Before undertaking work please review the safety notice at the top of this article.

Tools you will need:

  • New socket with cavity fixing box
  • Stud detector or hammer
  • Pencil
  • Spirit level
  • Screwdriver
  • Pad saw or plasterboard saw
  • Socket tester

Now that you have your tools, it’s time to get started.

Step 1: Check where the studs are with your stud detector

If you don’t have a stud detector, tap the wall gently with a hammer handle and listen for the hollow sound to change when you tap over the framework.

Step 2: Check the area for hidden pipes or cables

Now check the area is free of hidden pipes or cables with your pipe and cable detector.

Step 3: Isolate the relevant circuit at your fuse box and safe isolation

If the coast is clear, isolate the relevant circuit at your fuse box and safe isolation to make sure the circuit is dead (triple-check this).

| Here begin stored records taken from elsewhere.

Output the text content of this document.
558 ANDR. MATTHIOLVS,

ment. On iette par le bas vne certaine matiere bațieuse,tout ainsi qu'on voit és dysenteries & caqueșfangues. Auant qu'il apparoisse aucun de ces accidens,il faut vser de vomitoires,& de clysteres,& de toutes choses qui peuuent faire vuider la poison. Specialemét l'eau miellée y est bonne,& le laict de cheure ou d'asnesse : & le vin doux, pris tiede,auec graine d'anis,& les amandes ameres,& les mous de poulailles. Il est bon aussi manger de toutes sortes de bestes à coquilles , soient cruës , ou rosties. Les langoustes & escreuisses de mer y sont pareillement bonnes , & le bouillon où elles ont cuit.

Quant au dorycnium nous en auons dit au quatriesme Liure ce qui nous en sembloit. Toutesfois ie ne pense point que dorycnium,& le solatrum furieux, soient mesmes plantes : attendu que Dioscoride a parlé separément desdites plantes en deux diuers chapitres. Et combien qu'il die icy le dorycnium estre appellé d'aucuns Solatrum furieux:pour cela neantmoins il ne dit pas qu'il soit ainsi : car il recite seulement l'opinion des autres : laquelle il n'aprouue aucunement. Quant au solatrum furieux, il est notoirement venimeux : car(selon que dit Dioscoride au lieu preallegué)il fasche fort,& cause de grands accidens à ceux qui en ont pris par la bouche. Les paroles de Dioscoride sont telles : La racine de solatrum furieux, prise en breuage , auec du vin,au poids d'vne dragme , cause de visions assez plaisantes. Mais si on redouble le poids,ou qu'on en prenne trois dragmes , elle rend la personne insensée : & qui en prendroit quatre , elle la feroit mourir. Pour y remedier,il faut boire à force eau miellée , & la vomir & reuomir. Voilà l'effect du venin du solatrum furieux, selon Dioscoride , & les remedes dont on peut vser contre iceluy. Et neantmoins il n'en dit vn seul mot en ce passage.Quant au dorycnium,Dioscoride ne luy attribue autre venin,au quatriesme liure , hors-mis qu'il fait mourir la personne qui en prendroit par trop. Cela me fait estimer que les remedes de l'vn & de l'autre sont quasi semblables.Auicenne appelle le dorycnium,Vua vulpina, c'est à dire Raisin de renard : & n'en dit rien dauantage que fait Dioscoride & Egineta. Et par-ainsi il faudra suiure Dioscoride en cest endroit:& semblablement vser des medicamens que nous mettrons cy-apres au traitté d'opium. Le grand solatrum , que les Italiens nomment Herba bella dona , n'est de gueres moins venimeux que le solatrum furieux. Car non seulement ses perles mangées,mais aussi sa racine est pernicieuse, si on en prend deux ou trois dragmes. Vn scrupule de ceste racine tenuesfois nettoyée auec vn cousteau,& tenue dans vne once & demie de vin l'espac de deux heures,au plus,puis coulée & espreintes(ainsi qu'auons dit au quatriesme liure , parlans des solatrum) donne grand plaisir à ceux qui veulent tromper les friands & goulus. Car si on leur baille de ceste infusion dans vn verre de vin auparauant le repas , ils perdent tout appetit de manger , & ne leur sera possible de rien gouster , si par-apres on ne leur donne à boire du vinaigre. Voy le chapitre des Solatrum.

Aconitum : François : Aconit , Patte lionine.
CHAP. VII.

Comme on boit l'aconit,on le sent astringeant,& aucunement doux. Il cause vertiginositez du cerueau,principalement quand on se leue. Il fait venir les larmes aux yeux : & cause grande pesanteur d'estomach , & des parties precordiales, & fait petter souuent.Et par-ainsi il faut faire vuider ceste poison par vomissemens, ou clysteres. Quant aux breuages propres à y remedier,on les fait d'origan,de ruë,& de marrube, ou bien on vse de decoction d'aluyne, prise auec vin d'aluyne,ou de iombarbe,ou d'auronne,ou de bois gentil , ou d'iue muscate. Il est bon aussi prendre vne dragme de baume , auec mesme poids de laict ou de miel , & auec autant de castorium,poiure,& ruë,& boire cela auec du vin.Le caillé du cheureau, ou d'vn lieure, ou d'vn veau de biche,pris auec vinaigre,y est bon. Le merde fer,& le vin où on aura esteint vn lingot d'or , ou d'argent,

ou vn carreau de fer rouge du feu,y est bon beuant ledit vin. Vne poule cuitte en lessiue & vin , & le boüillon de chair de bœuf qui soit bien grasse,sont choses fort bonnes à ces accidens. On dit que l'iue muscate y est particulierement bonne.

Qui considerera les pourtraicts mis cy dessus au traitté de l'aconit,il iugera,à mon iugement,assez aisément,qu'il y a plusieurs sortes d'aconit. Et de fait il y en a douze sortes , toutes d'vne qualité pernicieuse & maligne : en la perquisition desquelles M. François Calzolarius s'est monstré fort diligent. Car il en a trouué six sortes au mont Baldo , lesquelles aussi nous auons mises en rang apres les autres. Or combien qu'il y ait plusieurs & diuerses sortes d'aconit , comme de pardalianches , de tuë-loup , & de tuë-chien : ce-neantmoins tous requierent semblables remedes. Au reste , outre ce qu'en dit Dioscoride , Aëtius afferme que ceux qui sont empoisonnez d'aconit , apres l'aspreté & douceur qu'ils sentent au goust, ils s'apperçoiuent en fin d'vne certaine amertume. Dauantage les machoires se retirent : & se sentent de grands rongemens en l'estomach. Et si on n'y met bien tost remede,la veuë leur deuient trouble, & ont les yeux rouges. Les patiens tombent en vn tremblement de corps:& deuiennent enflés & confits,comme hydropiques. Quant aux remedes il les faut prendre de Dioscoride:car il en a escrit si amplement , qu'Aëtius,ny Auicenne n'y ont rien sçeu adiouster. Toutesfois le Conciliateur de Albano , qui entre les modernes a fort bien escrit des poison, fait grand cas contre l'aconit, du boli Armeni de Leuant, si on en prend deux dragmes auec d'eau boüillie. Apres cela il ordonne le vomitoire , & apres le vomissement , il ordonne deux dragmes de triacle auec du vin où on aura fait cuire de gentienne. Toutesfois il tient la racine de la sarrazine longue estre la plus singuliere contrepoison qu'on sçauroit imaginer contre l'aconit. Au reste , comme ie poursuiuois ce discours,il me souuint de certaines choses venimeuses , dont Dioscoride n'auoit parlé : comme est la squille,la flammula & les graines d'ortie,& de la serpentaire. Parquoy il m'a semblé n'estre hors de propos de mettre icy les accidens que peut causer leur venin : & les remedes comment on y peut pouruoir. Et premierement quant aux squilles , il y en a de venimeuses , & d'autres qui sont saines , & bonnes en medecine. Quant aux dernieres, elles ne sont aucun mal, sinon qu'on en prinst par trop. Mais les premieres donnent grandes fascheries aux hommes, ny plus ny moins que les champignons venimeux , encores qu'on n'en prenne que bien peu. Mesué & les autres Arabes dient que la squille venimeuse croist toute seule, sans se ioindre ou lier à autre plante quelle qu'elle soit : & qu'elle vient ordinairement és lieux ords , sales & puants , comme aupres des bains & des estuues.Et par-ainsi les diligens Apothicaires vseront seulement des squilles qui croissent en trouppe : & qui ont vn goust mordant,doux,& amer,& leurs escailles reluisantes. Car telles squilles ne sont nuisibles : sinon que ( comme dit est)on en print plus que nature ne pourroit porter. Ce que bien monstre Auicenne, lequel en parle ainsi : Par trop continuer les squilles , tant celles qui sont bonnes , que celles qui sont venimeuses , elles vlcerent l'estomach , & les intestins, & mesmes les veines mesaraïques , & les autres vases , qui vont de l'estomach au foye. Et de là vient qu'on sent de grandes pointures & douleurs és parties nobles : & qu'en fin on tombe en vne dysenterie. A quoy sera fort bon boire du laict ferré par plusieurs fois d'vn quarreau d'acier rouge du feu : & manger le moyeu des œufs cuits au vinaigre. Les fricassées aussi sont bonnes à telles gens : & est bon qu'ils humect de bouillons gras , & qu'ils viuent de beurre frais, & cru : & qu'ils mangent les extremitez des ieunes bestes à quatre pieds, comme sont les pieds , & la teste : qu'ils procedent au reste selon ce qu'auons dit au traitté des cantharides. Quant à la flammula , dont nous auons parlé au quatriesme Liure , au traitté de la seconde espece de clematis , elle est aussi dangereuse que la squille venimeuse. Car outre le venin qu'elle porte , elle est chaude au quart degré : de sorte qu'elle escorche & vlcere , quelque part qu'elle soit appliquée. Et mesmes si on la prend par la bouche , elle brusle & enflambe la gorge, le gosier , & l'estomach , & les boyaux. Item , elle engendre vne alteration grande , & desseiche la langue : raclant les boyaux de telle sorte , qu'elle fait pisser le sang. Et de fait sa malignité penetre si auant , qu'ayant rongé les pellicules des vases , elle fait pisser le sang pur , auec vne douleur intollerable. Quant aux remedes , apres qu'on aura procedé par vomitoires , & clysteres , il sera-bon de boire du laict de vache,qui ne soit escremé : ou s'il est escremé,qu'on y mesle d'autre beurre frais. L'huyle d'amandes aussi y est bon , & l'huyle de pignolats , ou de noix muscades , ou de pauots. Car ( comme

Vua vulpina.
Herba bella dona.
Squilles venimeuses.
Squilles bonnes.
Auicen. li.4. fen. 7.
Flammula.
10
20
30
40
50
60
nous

Step 4: Mark out where you want to fit the box

Hold the cavity fixing box in the place you want it, using a spirit level to keep it level, then draw around the box in pencil.

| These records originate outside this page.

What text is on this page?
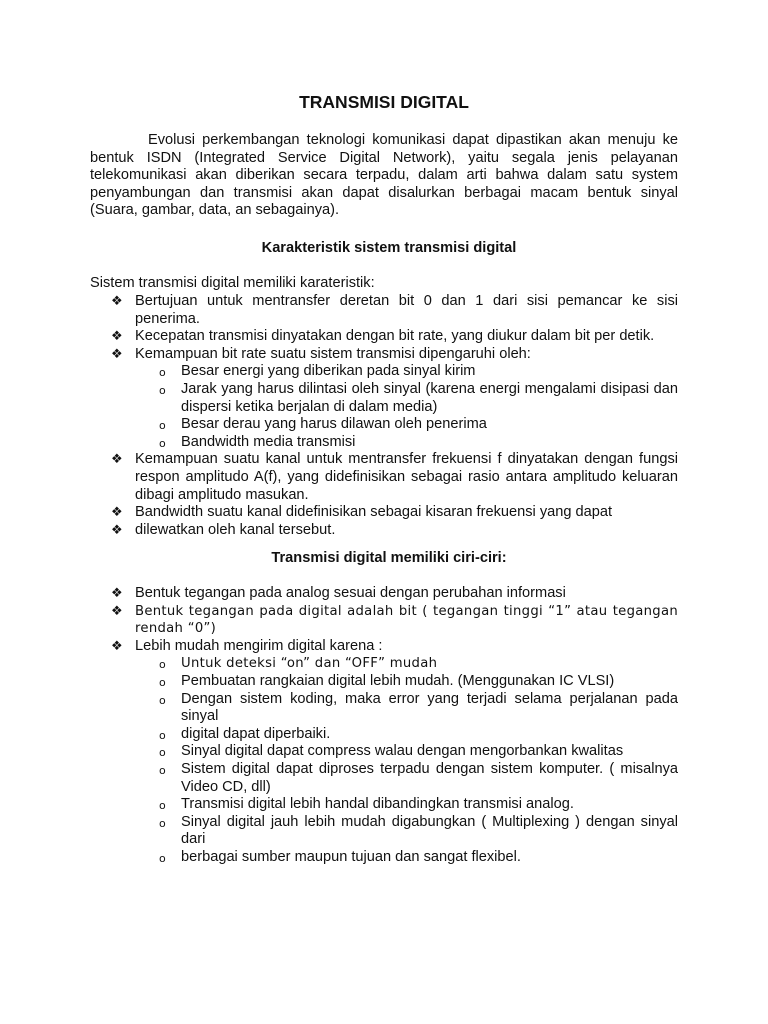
TRANSMISI DIGITAL
Evolusi perkembangan teknologi komunikasi dapat dipastikan akan menuju ke bentuk ISDN (Integrated Service Digital Network), yaitu segala jenis pelayanan telekomunikasi akan diberikan secara terpadu, dalam arti bahwa dalam satu system penyambungan dan transmisi akan dapat disalurkan berbagai macam bentuk sinyal (Suara, gambar, data, an sebagainya).
Karakteristik sistem transmisi digital
Sistem transmisi digital memiliki karateristik:
❖ Bertujuan untuk mentransfer deretan bit 0 dan 1 dari sisi pemancar ke sisi penerima.
❖ Kecepatan transmisi dinyatakan dengan bit rate, yang diukur dalam bit per detik.
❖ Kemampuan bit rate suatu sistem transmisi dipengaruhi oleh:
o Besar energi yang diberikan pada sinyal kirim
o Jarak yang harus dilintasi oleh sinyal (karena energi mengalami disipasi dan dispersi ketika berjalan di dalam media)
o Besar derau yang harus dilawan oleh penerima
o Bandwidth media transmisi
❖ Kemampuan suatu kanal untuk mentransfer frekuensi f dinyatakan dengan fungsi respon amplitudo A(f), yang didefinisikan sebagai rasio antara amplitudo keluaran dibagi amplitudo masukan.
❖ Bandwidth suatu kanal didefinisikan sebagai kisaran frekuensi yang dapat
❖ dilewatkan oleh kanal tersebut.
Transmisi digital memiliki ciri-ciri:
❖ Bentuk tegangan pada analog sesuai dengan perubahan informasi
❖ Bentuk tegangan pada digital adalah bit ( tegangan tinggi “1” atau tegangan rendah “0”)
❖ Lebih mudah mengirim digital karena :
o Untuk deteksi “on” dan “OFF” mudah
o Pembuatan rangkaian digital lebih mudah. (Menggunakan IC VLSI)
o Dengan sistem koding, maka error yang terjadi selama perjalanan pada sinyal
o digital dapat diperbaiki.
o Sinyal digital dapat compress walau dengan mengorbankan kwalitas
o Sistem digital dapat diproses terpadu dengan sistem komputer. ( misalnya Video CD, dll)
o Transmisi digital lebih handal dibandingkan transmisi analog.
o Sinyal digital jauh lebih mudah digabungkan ( Multiplexing ) dengan sinyal dari
o berbagai sumber maupun tujuan dan sangat flexibel.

Step 5: Push and twist your screwdriver through the wall inside the pencil outline

Now get your screwdriver and push and twist it through the wall inside the pencil outline at diagonally opposite corners, to provide a guide for your pad saw or plasterboard saw blade.

Step 6: Start your saw at one of the holes and follow the box outline to cut out the shape

Step 7: Push the cavity fix box into the hole you’ve made

If the box fits snugly in the hole, push it in, feeding the cable through the opening.

Step 8: Push in or turn the securing lugs so they grip the rear side of the plasterboard firmly

Step 9: Connect the wires and fit the faceplate

Step 11: Go to your fuse box and switch the power back on

Take suitable and appreciate testing to ensure electrical safety.

And that’s it! You should now have the electrical socket you chose in place.

It’s no shock—not all of us feel comfortable fitting plug sockets!

We cannot stress enough that if you aren’t comfortable tackling a technical DIY job like this, leave it to a professional electrician.

FAQs

Can you change plug sockets yourself?

If you’re renovating your house and want a more refined look in your home, you’d be surprised how different your home looks when you’ve changed up the plug sockets. It’s a simple job to DIY because it’s using an existing fitting, so it’s within the powers of a beginner DIYer, as long as you’re super safety-conscious.

How can you tell if a socket is a spur?

A spur socket is an extra socket that has been added to an electric circuit. It usually has three cables – a ring main in, ring main out, and the spur going out.

socket diagram - cable-diagram

Do I need a qualified electrician to change a socket?

No. If you’re just changing the style of your electrical socket or switching to a USB socket, it’s a simple enough task for a confident, beginner DIYer to do.

Before undertaking work please review the safety notice at the top of this article.

Is it easy to replace an electrical outlet?

It’s easy to replace an electric socket if you’re replacing like for like e.g. simply changing the style of the sockets. If you need to move the socket eg from surface mount to recess, then it’s a much more involved task and you will need to cut into the wall.